Et au restant de tous ses biens meubles et immeubles droits, voix, noms, raisons et actions, le testateur a fait créé, institué et de sa bouche nommé, comme nomme et institue, pour son héritière universelle, seule et pour le tout, ladite Marguerite Rigou, sa fille aînée, pour avoir et recueillir son entière hérédité en propriété au décès du testateur et ses usufruits après la jouissance de sa dite mère en payant et acquittant les charges de son hérédité et autres de son testament. Et au cas où ladite Marguerite Rigou héritière universelle viendrait à décéder sans hoirs légitimes, le testateur veut que son entière hérédité cède et revienne au profit de ladite Marguerite, sa seconde fille. Et encore en ladite Marguerite Rigou, sa fille cadette, viendrait à décéder aussi sans hoirs le temps légitime. Et veut également que ladite entière hérédité cède et revienne à ladite Anne Rigou, plus jeune. Et celle-ci venant à décéder, il veut au surplus que ladite hérédité revienne et cède au profit d’Anne Rigou, sa soeur, veuve Perpillou où à son défaut à Pierre Perpillou, son fils, demeurant à Sivergnat paroisse de St Bonnet. Le testateur casse, révoque et annule tous autres testaments, codicilles et autres dispositions antérieures adhérant à celui-ci son présent testament qu’il veut lui servir de disposition de dernière volonté, voulant que s’il ne peut valoir par sa forme il tienne et vaille comme codicille et autrement en la meilleure forme duquel lui avons fait lecture a dit être son intention, y persiste et nous en a requis acte.

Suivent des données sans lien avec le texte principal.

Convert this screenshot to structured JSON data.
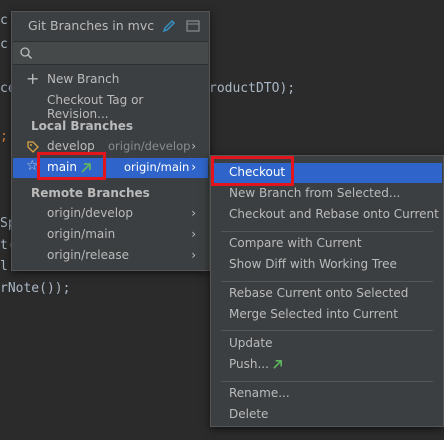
{
  "editor": {
    "fragments": [
      {
        "text": "c"
      },
      {
        "text": "c"
      },
      {
        "text": "ce"
      },
      {
        "text": "roductDTO);"
      },
      {
        "text": "Sp"
      },
      {
        "text": "t("
      },
      {
        "text": "l"
      },
      {
        "text": "rNote());"
      }
    ]
  },
  "popup": {
    "title": "Git Branches in mvc",
    "search_placeholder": "",
    "actions": [
      "New Branch",
      "Checkout Tag or Revision..."
    ],
    "local_header": "Local Branches",
    "local": [
      {
        "name": "develop",
        "tracking": "origin/develop"
      },
      {
        "name": "main",
        "tracking": "origin/main"
      }
    ],
    "remote_header": "Remote Branches",
    "remote": [
      "origin/develop",
      "origin/main",
      "origin/release"
    ]
  },
  "submenu": {
    "items": [
      "Checkout",
      "New Branch from Selected...",
      "Checkout and Rebase onto Current",
      "Compare with Current",
      "Show Diff with Working Tree",
      "Rebase Current onto Selected",
      "Merge Selected into Current",
      "Update",
      "Push...",
      "Rename...",
      "Delete"
    ]
  },
  "colors": {
    "accent": "#2f65ca",
    "highlight": "#e3141c",
    "incoming_arrow": "#5fb35f"
  }
}
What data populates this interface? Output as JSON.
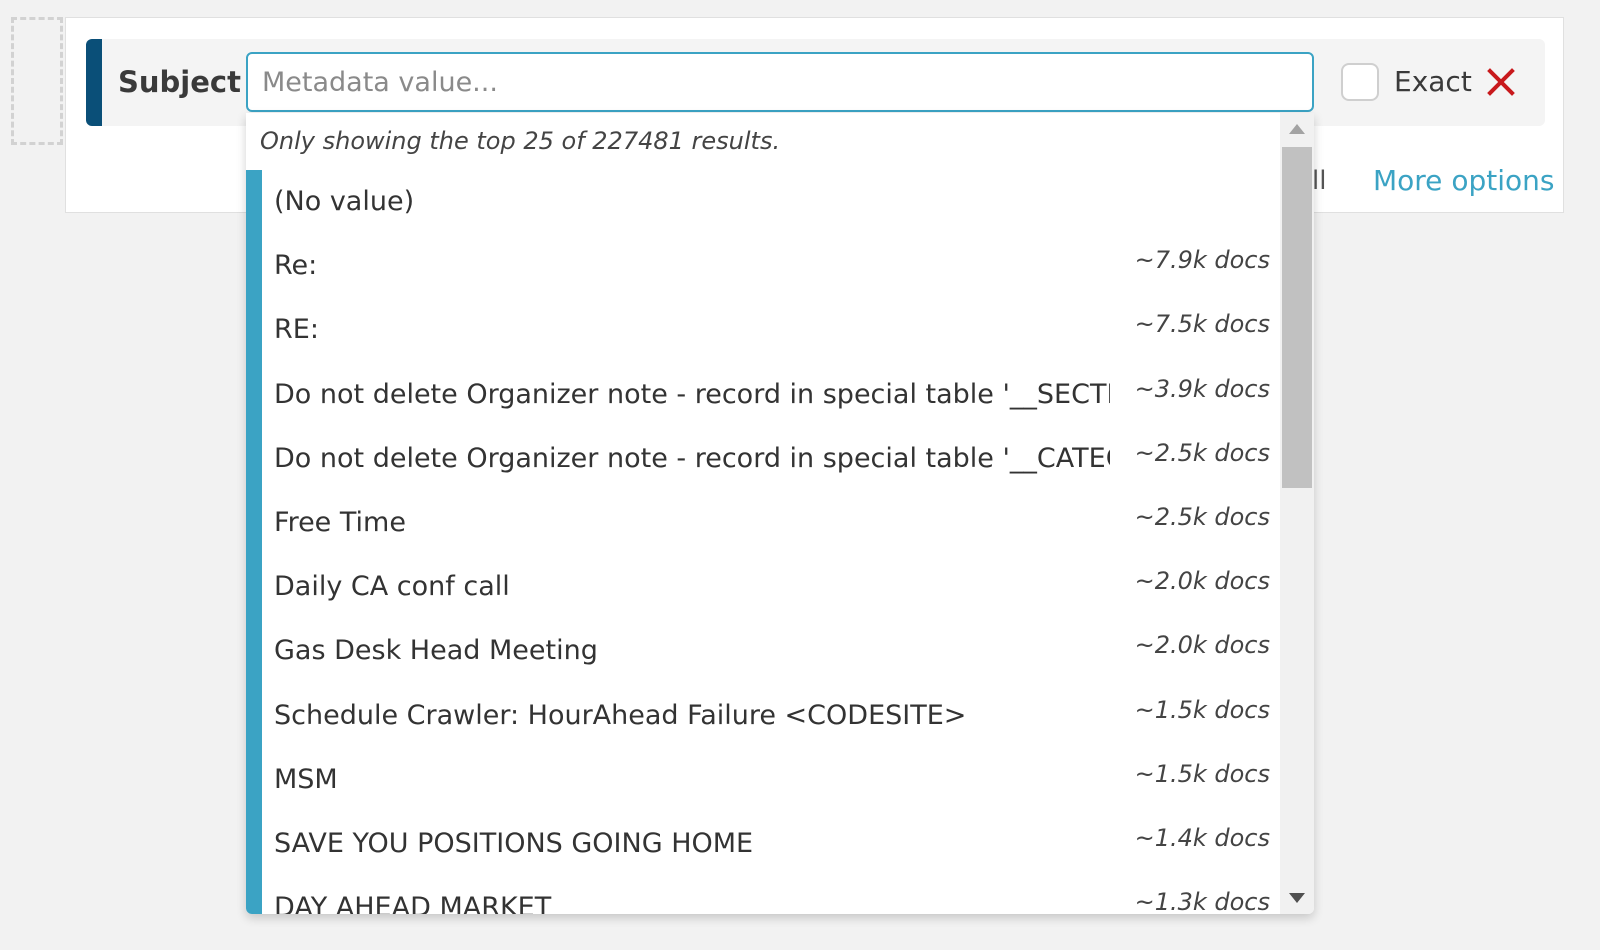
{
  "filter": {
    "field_label": "Subject",
    "input_placeholder": "Metadata value...",
    "input_value": "",
    "exact_label": "Exact",
    "exact_checked": false,
    "more_options_label": "More options",
    "hidden_action_fragment": "ll"
  },
  "dropdown": {
    "note": "Only showing the top 25 of 227481 results.",
    "options": [
      {
        "label": "(No value)",
        "count": ""
      },
      {
        "label": "Re:",
        "count": "~7.9k docs"
      },
      {
        "label": "RE:",
        "count": "~7.5k docs"
      },
      {
        "label": "Do not delete Organizer note - record in special table '__SECTION",
        "count": "~3.9k docs"
      },
      {
        "label": "Do not delete Organizer note - record in special table '__CATEGC",
        "count": "~2.5k docs"
      },
      {
        "label": "Free Time",
        "count": "~2.5k docs"
      },
      {
        "label": "Daily CA conf call",
        "count": "~2.0k docs"
      },
      {
        "label": "Gas Desk Head Meeting",
        "count": "~2.0k docs"
      },
      {
        "label": "Schedule Crawler: HourAhead Failure <CODESITE>",
        "count": "~1.5k docs"
      },
      {
        "label": "MSM",
        "count": "~1.5k docs"
      },
      {
        "label": "SAVE YOU POSITIONS GOING HOME",
        "count": "~1.4k docs"
      },
      {
        "label": "DAY AHEAD MARKET",
        "count": "~1.3k docs"
      }
    ]
  },
  "colors": {
    "accent_dark": "#0a4f78",
    "accent_light": "#3ba3c4",
    "remove": "#c8191c"
  },
  "icons": {
    "remove": "close-icon",
    "scroll_up": "caret-up-icon",
    "scroll_down": "caret-down-icon"
  }
}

Concédé en présence de M° Jacques Degay de Vernon prêtre, prieur curé de Linards, Léonard Dunouhaud, artisan, demeurant au bourg et paroisse de Linards, Léonard Pijou, Léonard Arfonssou, Jean Reillat et François Ruaud, laboureurs au lieu de Chazelas, même paroisse. Témoins connus requis et appelés qui avec ledit testateur dit ne savoir signer de ce interpellés lecture faite.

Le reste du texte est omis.